Mr. Bloom went on to give an example of an attempt by the Federal government to reform copyright by letting public consultations drive the development. Jettisoning the creation of a copyright framework based on a thoughtful analysis of guiding principles, government officials instead flew around Canada holding open public consultations seeking input on copyright reform. The end result was what one would expect from a consultation process that had no framework or leadership to guide discussions – it was transcript of a wide range of views on what copyright law should be, but little guidance on the structure or how to reconcile the disparate views into a cohesive whole.
Despite the government’s poorly conceived attempts at copyright reform, Mr. Bloom also recounted two instances that had promise:
In early 1990s, Industry Canada began to draft an entirely new copyright bill from scratch without taking into account the antiquated 1911 UK Copyright Act (on which current legislation is based). Industry Canada focused on core principles to drive the design of the new piece of legislation.
Later on in the mid 1990s, with the rise of the information highway, a copyright sub-committee headed by David Johnston was established to look at the intersect between copyright and the development of the internet.
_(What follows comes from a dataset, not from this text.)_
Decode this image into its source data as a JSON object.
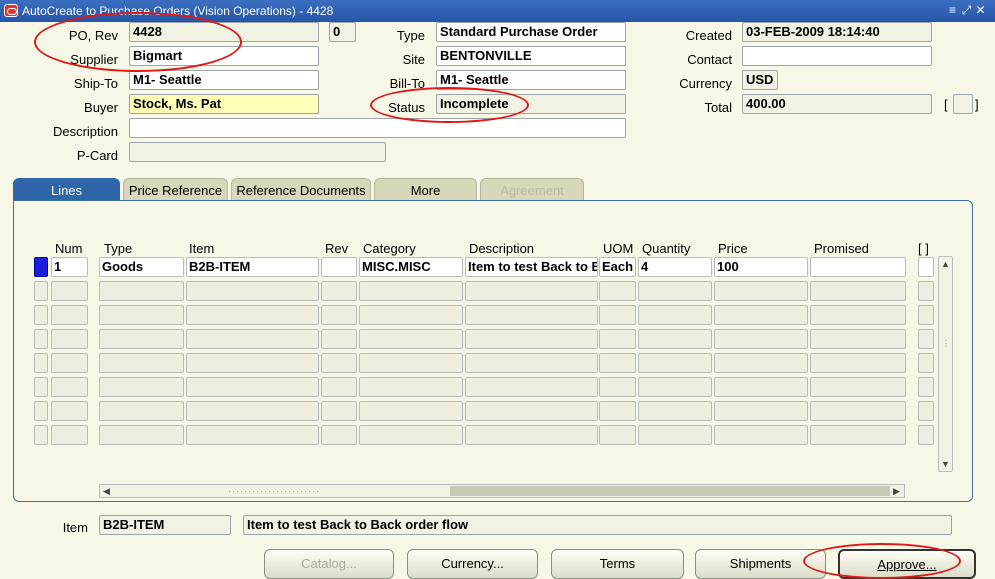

The report was issued in 1995 and made the following recommendations to drive copyright reform:
- Copyright would affect the advance of the internet and as such there needs to be a balance between encouraging creation through protection yet allowing dissemination to permit the internet to grow.
- Creators and users need to be encouraged to develop frameworks that would not establish barriers limiting the development of the internet.
- Copyright legislation needs to encourage creativity on the internet.
- Creativity would need to be encouraged by the exchange of information.
Ultimately, both efforts went nowhere. The committee drafting the new copyright act was disbanded, and the recommendations from the Johnston report were not incorporated.
Mr. Bloom ended his discussion highlighting the changes that would need to take place to allow for effective copyright reform. First, the Department of Canadian Heritage and Industry Canada need to come together and speak with with one voice on copyright issues. Second, there needs to be a project champion that can drive the process and keep the reform on-track. And third, the process of reform needs to move away from using interest groups to drive development in the early stages. Instead, thoughtful analysis and principles should drive the reform and be supplemented with consultation from outsiders that have a balanced voice and can provide guidance on the complex issues of copyright.
A video recording of Mr. Bloom’s lecture will be archived on the IP Osgoode website and made available for viewing in the near future.